What Is Ransomware?
Ransomware is a cyber-extortion tactic that uses malicious software to hold a user’s computer system hostage until a ransom is paid. Ransomware attackers often demand ransom in cryptocurrency such as Bitcoin due to its perceived anonymity and ease of online payment. The malicious software used in a ransomware attack locks a user’s computer for a limited time after which the ransom increases in price or the user’s data is destroyed.
- Ransomware is a form of malware that encrypts a user's computer files for a period of time, rendering them inaccessible, until a ransom is paid to the attacker.
- The ransom is often demanded in a cryptocurrency such as Bitcoin, which facilitates the online and anonymous payment.
- If the ransom is not paid in a timely manner, the amount demanded may increase until ultimately the user's data is destroyed entirely.
- Ransomware attacks have been identified around the world, costing billions of dollars in bounty paid each year.

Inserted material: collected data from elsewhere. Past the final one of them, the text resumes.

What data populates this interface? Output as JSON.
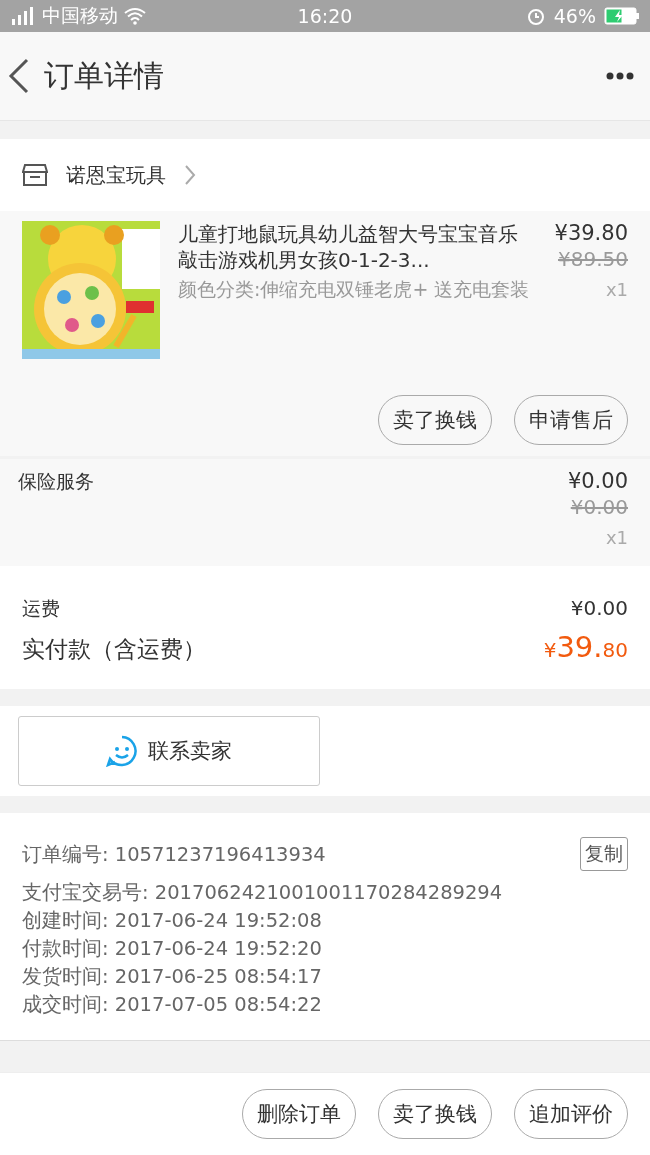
{
  "status_bar": {
    "carrier": "中国移动",
    "time": "16:20",
    "battery": "46%"
  },
  "header": {
    "title": "订单详情"
  },
  "shop": {
    "name": "诺恩宝玩具"
  },
  "product": {
    "image": {
      "kind": "picture"
    },
    "title": "儿童打地鼠玩具幼儿益智大号宝宝音乐敲击游戏机男女孩0-1-2-3...",
    "sku": "颜色分类:伸缩充电双锤老虎+ 送充电套装",
    "price": "¥39.80",
    "original_price": "¥89.50",
    "quantity": "x1",
    "actions": [
      "卖了换钱",
      "申请售后"
    ]
  },
  "insurance": {
    "label": "保险服务",
    "price": "¥0.00",
    "original_price": "¥0.00",
    "quantity": "x1"
  },
  "fees": {
    "shipping_label": "运费",
    "shipping": "¥0.00",
    "total_label": "实付款（含运费）",
    "total_currency": "¥",
    "total_int": "39.",
    "total_dec": "80"
  },
  "contact_button": "联系卖家",
  "info": {
    "rows": [
      {
        "label": "订单编号:",
        "value": "10571237196413934"
      },
      {
        "label": "支付宝交易号:",
        "value": "2017062421001001170284289294"
      },
      {
        "label": "创建时间:",
        "value": "2017-06-24 19:52:08"
      },
      {
        "label": "付款时间:",
        "value": "2017-06-24 19:52:20"
      },
      {
        "label": "发货时间:",
        "value": "2017-06-25 08:54:17"
      },
      {
        "label": "成交时间:",
        "value": "2017-07-05 08:54:22"
      }
    ],
    "copy_button": "复制"
  },
  "bottom_actions": [
    "删除订单",
    "卖了换钱",
    "追加评价"
  ]
}
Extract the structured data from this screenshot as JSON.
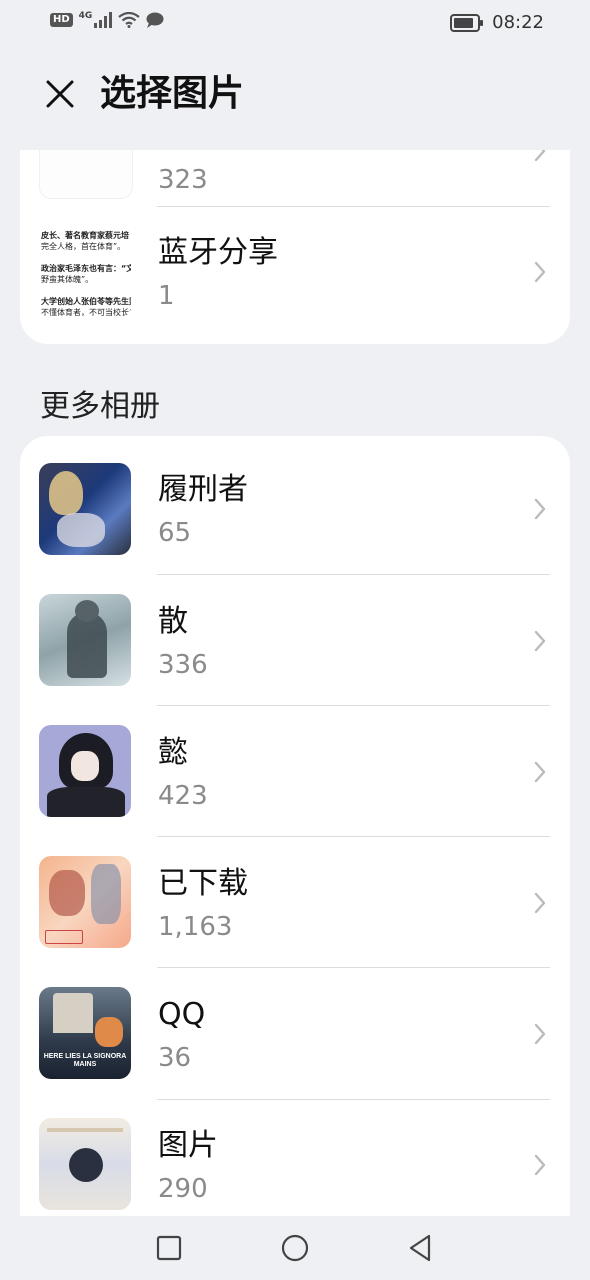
{
  "status_bar": {
    "hd_label": "HD",
    "network_label": "4G",
    "time": "08:22",
    "icons": [
      "signal-icon",
      "wifi-icon",
      "message-icon",
      "battery-icon"
    ]
  },
  "header": {
    "title": "选择图片",
    "close_icon": "close-icon"
  },
  "top_albums": [
    {
      "name": "",
      "count": "323"
    },
    {
      "name": "蓝牙分享",
      "count": "1",
      "thumb_lines": [
        "皮长、著名教育家蔡元培",
        "完全人格，首在体育”。",
        "",
        "政治家毛泽东也有言：“文明",
        "野蛮其体魄”。",
        "",
        "大学创始人张伯苓等先生则",
        "不懂体育者，不可当校长”。"
      ]
    }
  ],
  "more_section_title": "更多相册",
  "albums": [
    {
      "name": "履刑者",
      "count": "65"
    },
    {
      "name": "散",
      "count": "336"
    },
    {
      "name": "懿",
      "count": "423"
    },
    {
      "name": "已下载",
      "count": "1,163"
    },
    {
      "name": "QQ",
      "count": "36",
      "thumb_text": "HERE LIES LA SIGNORA MAINS"
    },
    {
      "name": "图片",
      "count": "290"
    }
  ],
  "nav": {
    "recents_icon": "square-icon",
    "home_icon": "circle-icon",
    "back_icon": "triangle-back-icon"
  },
  "colors": {
    "background": "#eef0f4",
    "card": "#ffffff",
    "secondary_text": "#8a8a8a"
  }
}
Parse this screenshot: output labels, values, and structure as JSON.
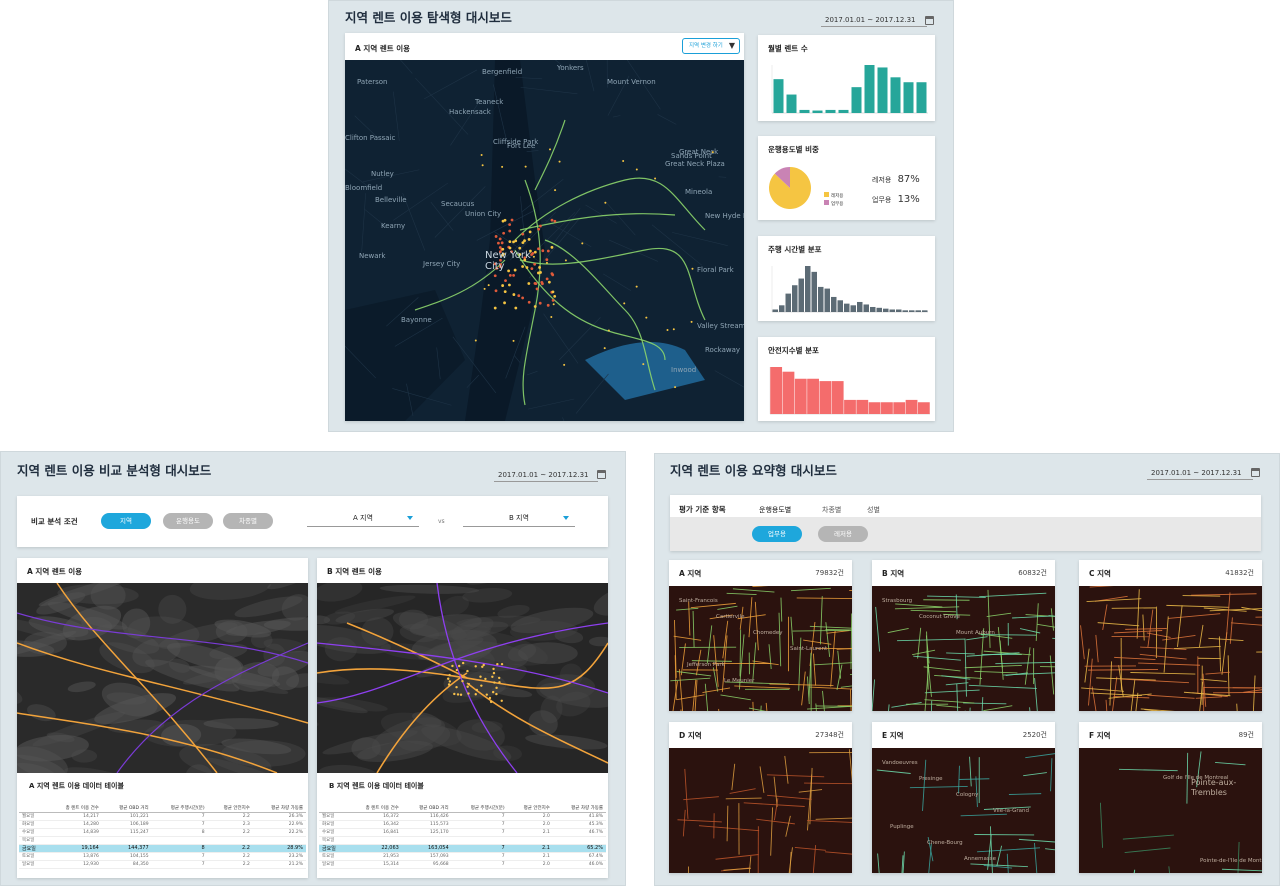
{
  "top": {
    "title": "지역 렌트 이용 탐색형 대시보드",
    "date_range": "2017.01.01 ~ 2017.12.31",
    "map_card": {
      "title": "A 지역 렌트 이용",
      "filter_button": "지역 변경 하기",
      "labels": [
        "Paterson",
        "Yonkers",
        "Bergenfield",
        "Mount Vernon",
        "Teaneck",
        "Hackensack",
        "Clifton Passaic",
        "Fort Lee",
        "Cliffside Park",
        "Nutley",
        "Bloomfield",
        "Belleville",
        "Secaucus",
        "Union City",
        "Kearny",
        "Newark",
        "Jersey City",
        "New York City",
        "Bayonne",
        "Great Neck",
        "Mineola",
        "Floral Park",
        "Valley Stream",
        "Sands Point",
        "Inwood",
        "Rockaway",
        "Great Neck Plaza",
        "New Hyde Park"
      ]
    },
    "monthly": {
      "title": "월별 렌트 수",
      "values": [
        55,
        30,
        5,
        4,
        5,
        5,
        42,
        78,
        74,
        58,
        50,
        50
      ],
      "color": "#26a69a"
    },
    "purpose": {
      "title": "운행용도별 비중",
      "items": [
        {
          "name": "레저용",
          "pct": "87%",
          "value": 87,
          "color": "#f5c542"
        },
        {
          "name": "업무용",
          "pct": "13%",
          "value": 13,
          "color": "#c983b4"
        }
      ]
    },
    "drive_time": {
      "title": "주행 시간별 분포",
      "values": [
        3,
        8,
        22,
        32,
        40,
        55,
        48,
        30,
        28,
        18,
        14,
        10,
        8,
        12,
        9,
        6,
        5,
        4,
        3,
        3,
        2,
        2,
        2,
        2
      ],
      "color": "#5c6b75"
    },
    "safety": {
      "title": "안전지수별 분포",
      "values": [
        40,
        36,
        30,
        30,
        28,
        28,
        12,
        12,
        10,
        10,
        10,
        12,
        10
      ],
      "color": "#f46c6c"
    }
  },
  "compare": {
    "title": "지역 렌트 이용 비교 분석형 대시보드",
    "date_range": "2017.01.01 ~ 2017.12.31",
    "condition_label": "비교 분석 조건",
    "pills": [
      {
        "label": "지역",
        "active": true
      },
      {
        "label": "운행용도",
        "active": false
      },
      {
        "label": "차종별",
        "active": false
      }
    ],
    "region_a": "A 지역",
    "vs": "vs",
    "region_b": "B 지역",
    "map_a_title": "A 지역 렌트 이용",
    "map_b_title": "B 지역 렌트 이용",
    "table_a": {
      "title": "A 지역 렌트 이용 데이터 테이블",
      "headers": [
        "",
        "총 렌트 이용 건수",
        "평균 OBD 거리",
        "평균 주행시간(분)",
        "평균 안전지수",
        "평균 차량 가동률"
      ],
      "rows": [
        [
          "월요일",
          "14,217",
          "101,221",
          "7",
          "2.2",
          "26.3%"
        ],
        [
          "화요일",
          "14,280",
          "106,189",
          "7",
          "2.3",
          "22.9%"
        ],
        [
          "수요일",
          "14,839",
          "115,247",
          "8",
          "2.2",
          "22.2%"
        ],
        [
          "목요일",
          "",
          "",
          "",
          "",
          ""
        ],
        [
          "금요일",
          "19,164",
          "144,377",
          "8",
          "2.2",
          "28.9%"
        ],
        [
          "토요일",
          "13,876",
          "104,155",
          "7",
          "2.2",
          "23.2%"
        ],
        [
          "일요일",
          "12,930",
          "84,350",
          "7",
          "2.2",
          "21.2%"
        ]
      ],
      "highlight_row": 4
    },
    "table_b": {
      "title": "B 지역 렌트 이용 데이터 테이블",
      "headers": [
        "",
        "총 렌트 이용 건수",
        "평균 OBD 거리",
        "평균 주행시간(분)",
        "평균 안전지수",
        "평균 차량 가동률"
      ],
      "rows": [
        [
          "월요일",
          "16,372",
          "116,426",
          "7",
          "2.0",
          "41.8%"
        ],
        [
          "화요일",
          "16,342",
          "115,573",
          "7",
          "2.0",
          "45.3%"
        ],
        [
          "수요일",
          "16,841",
          "125,170",
          "7",
          "2.1",
          "46.7%"
        ],
        [
          "목요일",
          "",
          "",
          "",
          "",
          ""
        ],
        [
          "금요일",
          "22,063",
          "163,054",
          "7",
          "2.1",
          "65.2%"
        ],
        [
          "토요일",
          "21,953",
          "157,093",
          "7",
          "2.1",
          "67.4%"
        ],
        [
          "일요일",
          "15,314",
          "95,668",
          "7",
          "2.0",
          "46.0%"
        ]
      ],
      "highlight_row": 4
    }
  },
  "summary": {
    "title": "지역 렌트 이용 요약형 대시보드",
    "date_range": "2017.01.01 ~ 2017.12.31",
    "criteria_label": "평가 기준 항목",
    "tabs": [
      {
        "label": "운행용도별",
        "active": true
      },
      {
        "label": "차종별",
        "active": false
      },
      {
        "label": "성별",
        "active": false
      }
    ],
    "sub_pills": [
      {
        "label": "업무용",
        "active": true
      },
      {
        "label": "레저용",
        "active": false
      }
    ],
    "regions": [
      {
        "name": "A 지역",
        "count": "79832건"
      },
      {
        "name": "B 지역",
        "count": "60832건"
      },
      {
        "name": "C 지역",
        "count": "41832건"
      },
      {
        "name": "D 지역",
        "count": "27348건"
      },
      {
        "name": "E 지역",
        "count": "2520건"
      },
      {
        "name": "F 지역",
        "count": "89건"
      }
    ],
    "map_labels": {
      "a": [
        "Saint-Francois",
        "Cartiervile",
        "Chomedey",
        "Saint-Laurent",
        "Jefferson Park",
        "Le Meunier"
      ],
      "b": [
        "Strasbourg",
        "Coconut Grove",
        "Mount Auburn"
      ],
      "e": [
        "Vandoeuvres",
        "Presinge",
        "Cologny",
        "Vile-la-Grand",
        "Puplinge",
        "Chene-Bourg",
        "Annemasse"
      ],
      "f": [
        "Pointe-aux-",
        "Trembles",
        "Golf de l'Ile de Montreal",
        "Pointe-de-l'Ile de Montreal"
      ]
    }
  }
}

Ransomware is a rapidly advancing criminal activity that affects businesses, financial institutions, government agencies, medical institutions and other organizations; it is the product of the advancement of digital technology. Although the advancement of digital technology has made a way for companies to enhance their relationships with consumers by offering more personalized services at personalized costs, technology isn't only used by legitimate users to improve their processes. Miscreants are also using emergent technology tools to improve their online attacks, either for fun or profit. Data breaches are done to steal personally identifiable information of individuals that will be sold through underground web channels for legal tender or cryptocurrencies.
Cyberattacks like Denial of Service (DoS) may be carried out for fun or to make a statement. Some attackers deny a business access to its computer by demanding a certain amount of Bitcoin as payment in order to gain re-entry into the system. This latter unscrupulous means of getting a paycheck is done through Ransomware, which in a way is a form of a DoS attack.
Ransomware is suspected to have cost the global economy $7.5 billion in 2019.
How Ransomware Works
Ransomware is a type of malicious software, or malware, that encrypts a computer’s system data with a key that only the attacker has. The malware is normally injected in an email attachment, software, or unsecured website. A user who tries to access any of these infected programs will trigger the ransomware which either locks the computer screen or encrypts the files in the system. A full-screen window pops up with information that states the user’s computer has been blocked, the amount in money or Bitcoins required to unlock the system, and a countdown timer which indicates the amount of time left before the data held hostage is destroyed or before the ransom is increased. Ransomware attackers usually demand payment to be wired through Western Union or paid through a specialized text message. Some attackers demand payment in the form of gift cards like an Amazon or iTunes Gift Card. Ransomware demands can be as low as a few hundred dollars to as much as $50,000. After payment is made, the hackers decrypt the files and release the system.
Ransomware attackers can infect many computers at once through the use of botnets. A botnet is a network of devices compromised by cybercriminals without the knowledge of the owners of the devices. The hackers infect the computers with malware that gives them control of the systems, and use these breached devices to send millions of compromised email attachments to other devices and systems. By kidnapping multiple systems and expecting the ransom to be paid, the perpetrators are banking on having a huge payday.
Example of Ransomware
A company that has been held hostage by ransomware can have its proprietary information destroyed, operations disrupted, reputation harmed, and finances lost. In 2016, Hollywood Presbyterian Medical Center paid about $17,000 in Bitcoins to ransomware attackers who had taken the data of the hospital’s patients hostage. During the crisis, some patients had to be transferred to other hospitals for treatment and the medical records system was inaccessible for ten days, disrupting the daily operations of the hospital.